Liebe Leserinnen und Leser,

in dieser Woche widmen wir uns unter anderem noch einmal dem Thema „Therapieresistenz von Darmkrebs“. Schon in der vergangenen Woche hatten wir über neue Erkenntnisse zu den Gründen dieser Resistenz berichtet. Im Mittelpunkt einer aktuellen Untersuchung dazu hatten Lgr5-positive Stammzellen gestanden und die Erkenntnis, dass sich Darmkrebs aus ausgereiften Darmzellen entwickeln kann, die sich in Stammzellen zurückverwandeln. Diese verfügen dann offenbar über bessere Überlebensmechanismen.

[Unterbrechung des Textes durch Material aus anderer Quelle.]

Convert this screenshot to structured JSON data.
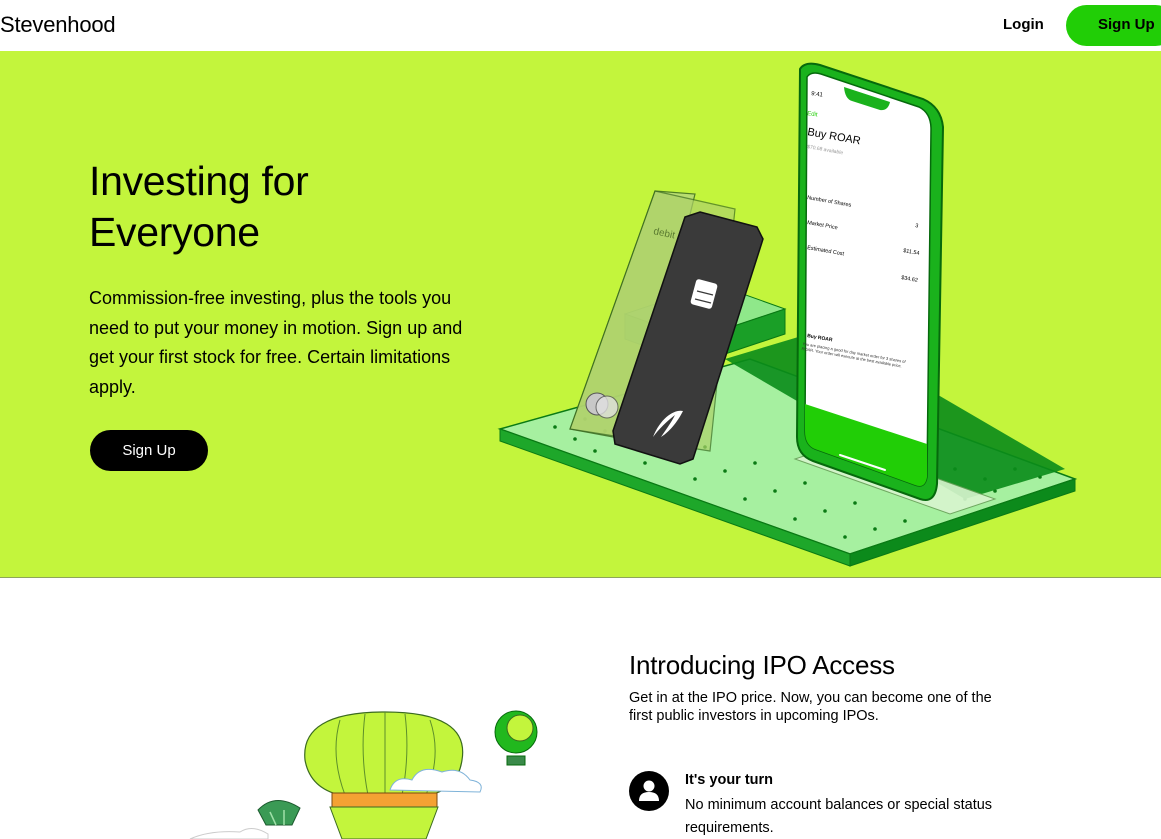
{
  "header": {
    "brand": "Stevenhood",
    "login_label": "Login",
    "signup_label": "Sign Up"
  },
  "hero": {
    "title_line1": "Investing for",
    "title_line2": "Everyone",
    "subtitle": "Commission-free investing, plus the tools you need to put your money in motion. Sign up and get your first stock for free. Certain limitations apply.",
    "cta_label": "Sign Up",
    "phone": {
      "time": "9:41",
      "edit_label": "Edit",
      "buy_title": "Buy ROAR",
      "buying_power": "$70.68 available",
      "shares_label": "Number of Shares",
      "shares_value": "3",
      "market_price_label": "Market Price",
      "market_price_value": "$11.54",
      "estimated_cost_label": "Estimated Cost",
      "estimated_cost_value": "$34.62",
      "note_title": "Buy ROAR",
      "note_text": "You are placing a good for day market order for 3 shares of ROAR. Your order will execute at the best available price.",
      "swipe_label": "Swipe Up To Submit"
    },
    "card": {
      "debit_label": "debit"
    }
  },
  "ipo": {
    "title": "Introducing IPO Access",
    "description": "Get in at the IPO price. Now, you can become one of the first public investors in upcoming IPOs.",
    "feature_title": "It's your turn",
    "feature_desc": "No minimum account balances or special status requirements."
  },
  "colors": {
    "hero_bg": "#c3f53c",
    "brand_green": "#21ce06",
    "dark": "#000000"
  },
  "icons": [
    "person-icon",
    "robinhood-feather-icon",
    "card-chip-icon"
  ]
}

Einem, wie die Autoren einer anderen neuen Studie glauben, wesentlichen Treiber der Resistenz gegen eine Chemotherapie mit 5-Fluorouracil bei Darmkrebs ist man nun ebenfalls auf der Spur. Forschende beobachteten im Labor bei vorliegender Therapieresistenz von Darmkrebszellen eine erhöhte Aktivität des Proteins EHMT2, das an der Regulierung der Genexpression durch epigenetische Mechanismen beteiligt ist. Wurde es gehemmt, waren die Zellen wieder für eine Behandlung mit 5-Fluorouracil anfällig. Die Forschenden sehen darin einen vielversprechenden Ansatz, um bestehende Therapien durch Überwindung der Resistenz wieder wirksamer zu machen.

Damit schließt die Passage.